Petit intermède historique : l’Alfa Romeo Ondine

Il est de ces histoires que peu de gens connaissent, de ces petites histoires qui ne laissèrent qu’une brève trace dans celle avec un grand H de l’automobile en général mais qui pourtant… Qui pourtant valent la peine d’être contées. La collaboration entre Renault et Alfa Romeo au croisement des décennies 50 à 60 fait justement partie de ces discrètes histoires trop souvent restées dans l’ombre. Serait-il, 60 ans plus tard, enfin venu le temps d’en parler ?

Vous savez ô combien la législation peut influencer notre univers qu’est l’automobile. Vous n’êtes pas sans ignorer les gros pare-chocs des Américaines des années 70, les catalyseurs et autres filtres à particules, les normes de crash test et cætera… Eh bien si vous pensiez les États-Unis comme l’un des pays les plus restrictifs en terme d’homologation, l’Italie n’est pas en reste. Tout commence un 25 mars 1957 lorsque six états européens signent le Traité de Rome, celui-là même à la base de ce qu’est aujourd’hui l’Union Européenne, visant alors le rapprochement économique de ces six pays autour d’un territoire se libéralisant petit à petit : ainsi naquit la Communauté Economique Européenne (CEE pour les intimes). A cela, les constructeurs automobiles, portés par leur soif de conquêtes y virent une aubaine sans pareil d’envahir de leurs modèles des contrées qui leur restaient closes.

C’est le cas de Renault, une entreprise nationalisée, déjà forte sur son territoire, en plein assaut du Nouveau Continent mais toujours en berne dans certaines contrées européennes et notamment en Italie où les taxes à l’importation restaient bien trop rudes pour s’implanter sereinement. En Italie justement, une autre entreprise nationalisée souhaitait prendre de l’ampleur. Alfa Romeo, « petit » constructeur, voguant difficilement dans l’ombre de la Fiat avait besoin de vendre un modèle populaire mais n’avait pas tout à fait les moyens de développer une nouvelle auto.
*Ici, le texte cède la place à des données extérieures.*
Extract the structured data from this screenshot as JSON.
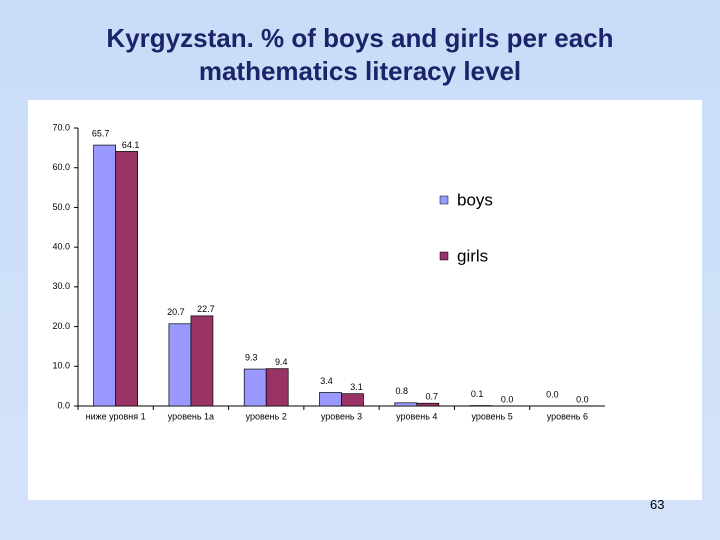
{
  "chart_data": {
    "type": "bar",
    "title": "Kyrgyzstan. % of boys and girls per each mathematics literacy level",
    "categories": [
      "ниже уровня 1",
      "уровень 1а",
      "уровень 2",
      "уровень 3",
      "уровень 4",
      "уровень 5",
      "уровень 6"
    ],
    "series": [
      {
        "name": "boys",
        "color": "#9999ff",
        "values": [
          65.7,
          20.7,
          9.3,
          3.4,
          0.8,
          0.1,
          0.0
        ],
        "value_labels": [
          "65.7",
          "20.7",
          "9.3",
          "3.4",
          "0.8",
          "0.1",
          "0.0"
        ]
      },
      {
        "name": "girls",
        "color": "#993366",
        "values": [
          64.1,
          22.7,
          9.4,
          3.1,
          0.7,
          0.0,
          0.0
        ],
        "value_labels": [
          "64.1",
          "22.7",
          "9.4",
          "3.1",
          "0.7",
          "0.0",
          "0.0"
        ]
      }
    ],
    "ylim": [
      0,
      70
    ],
    "yticks": [
      {
        "value": 0,
        "label": "0.0"
      },
      {
        "value": 10,
        "label": "10.0"
      },
      {
        "value": 20,
        "label": "20.0"
      },
      {
        "value": 30,
        "label": "30.0"
      },
      {
        "value": 40,
        "label": "40.0"
      },
      {
        "value": 50,
        "label": "50.0"
      },
      {
        "value": 60,
        "label": "60.0"
      },
      {
        "value": 70,
        "label": "70.0"
      }
    ],
    "grid": false,
    "legend": "right"
  },
  "page_number": "63"
}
Naturellement, poussées par leurs pays respectifs, les deux marques ne purent que s’associer. C’est en octobre 1958 qu’est signé un accord entre ces deux protagonistes, un accord négocié dans l’ombre pour que la Fiat ne vienne pas le corrompre comme elle l’avait déjà fait pour Innocenti/Renault.
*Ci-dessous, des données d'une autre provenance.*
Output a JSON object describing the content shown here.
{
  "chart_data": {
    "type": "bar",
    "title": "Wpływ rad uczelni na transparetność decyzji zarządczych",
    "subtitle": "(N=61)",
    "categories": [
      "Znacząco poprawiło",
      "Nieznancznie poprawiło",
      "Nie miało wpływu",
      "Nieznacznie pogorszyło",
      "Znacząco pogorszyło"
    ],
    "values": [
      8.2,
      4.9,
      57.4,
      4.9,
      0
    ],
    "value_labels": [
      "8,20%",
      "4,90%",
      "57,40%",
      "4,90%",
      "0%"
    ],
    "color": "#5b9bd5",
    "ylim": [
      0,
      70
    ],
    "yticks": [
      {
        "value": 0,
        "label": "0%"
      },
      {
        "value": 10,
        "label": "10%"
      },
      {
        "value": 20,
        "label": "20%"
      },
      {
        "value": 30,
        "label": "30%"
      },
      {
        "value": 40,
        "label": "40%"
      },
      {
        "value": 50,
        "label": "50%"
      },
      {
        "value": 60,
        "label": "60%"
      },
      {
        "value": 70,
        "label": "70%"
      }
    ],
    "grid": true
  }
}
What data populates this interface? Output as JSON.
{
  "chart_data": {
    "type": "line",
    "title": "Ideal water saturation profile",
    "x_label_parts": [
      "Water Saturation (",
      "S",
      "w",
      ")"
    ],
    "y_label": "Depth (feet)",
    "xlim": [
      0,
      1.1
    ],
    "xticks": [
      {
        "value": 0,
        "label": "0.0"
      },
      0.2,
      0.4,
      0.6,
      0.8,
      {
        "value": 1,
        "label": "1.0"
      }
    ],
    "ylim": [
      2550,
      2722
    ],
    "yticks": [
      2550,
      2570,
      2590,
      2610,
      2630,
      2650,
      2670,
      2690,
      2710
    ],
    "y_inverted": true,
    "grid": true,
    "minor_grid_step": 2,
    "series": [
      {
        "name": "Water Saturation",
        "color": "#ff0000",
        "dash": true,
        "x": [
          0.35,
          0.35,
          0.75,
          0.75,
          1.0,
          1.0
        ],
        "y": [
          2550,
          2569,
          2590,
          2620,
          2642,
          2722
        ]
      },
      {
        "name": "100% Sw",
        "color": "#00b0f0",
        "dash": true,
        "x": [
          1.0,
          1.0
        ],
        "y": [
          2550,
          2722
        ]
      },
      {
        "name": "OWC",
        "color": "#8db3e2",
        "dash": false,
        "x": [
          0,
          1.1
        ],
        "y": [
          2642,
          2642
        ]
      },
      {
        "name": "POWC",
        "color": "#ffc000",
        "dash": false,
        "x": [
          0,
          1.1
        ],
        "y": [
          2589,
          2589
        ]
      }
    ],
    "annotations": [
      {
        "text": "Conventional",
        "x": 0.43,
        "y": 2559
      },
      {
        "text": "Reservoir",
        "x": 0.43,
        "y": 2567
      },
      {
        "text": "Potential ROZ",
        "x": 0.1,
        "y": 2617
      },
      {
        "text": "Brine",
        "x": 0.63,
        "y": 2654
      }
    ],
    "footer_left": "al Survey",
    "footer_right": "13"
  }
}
Si Fiat faisait la moue, l’accord se fit tout de même puisqu’il était avant tout politique. La société Renault-Italia était créée pour la production de la Dauphine sur les chaînes milanaises tandis que les Giulietta allaient être vendues dans les concessions Renault sur le territoire français. En soi, une logique incontestable menait ce partenariat, Renault allait éviter les taxes à l’importation et Alfa Romeo pouvait garder ses usines en fonctionnement tout en développant son réseau. Le premier fruit de cet accord apparaît le 4 juin 1959 avec la présentation de l’Alfa Romeo Dauphine, une auto qui très vite fonctionna sur le marché italien, réjouissant déjà les instigateurs de la CEE.
Les 3 et 4 juin 1959, Pierre Dreyfus, le patron de la RNUR (Régie Nationale des Usines Renault) inaugure en grandes pompes la ligne de montage de la Dauphine dans l’usine milanaise. Les choses sont ainsi faites, la Dauphine sera assemblée aux cotés de la Giulietta.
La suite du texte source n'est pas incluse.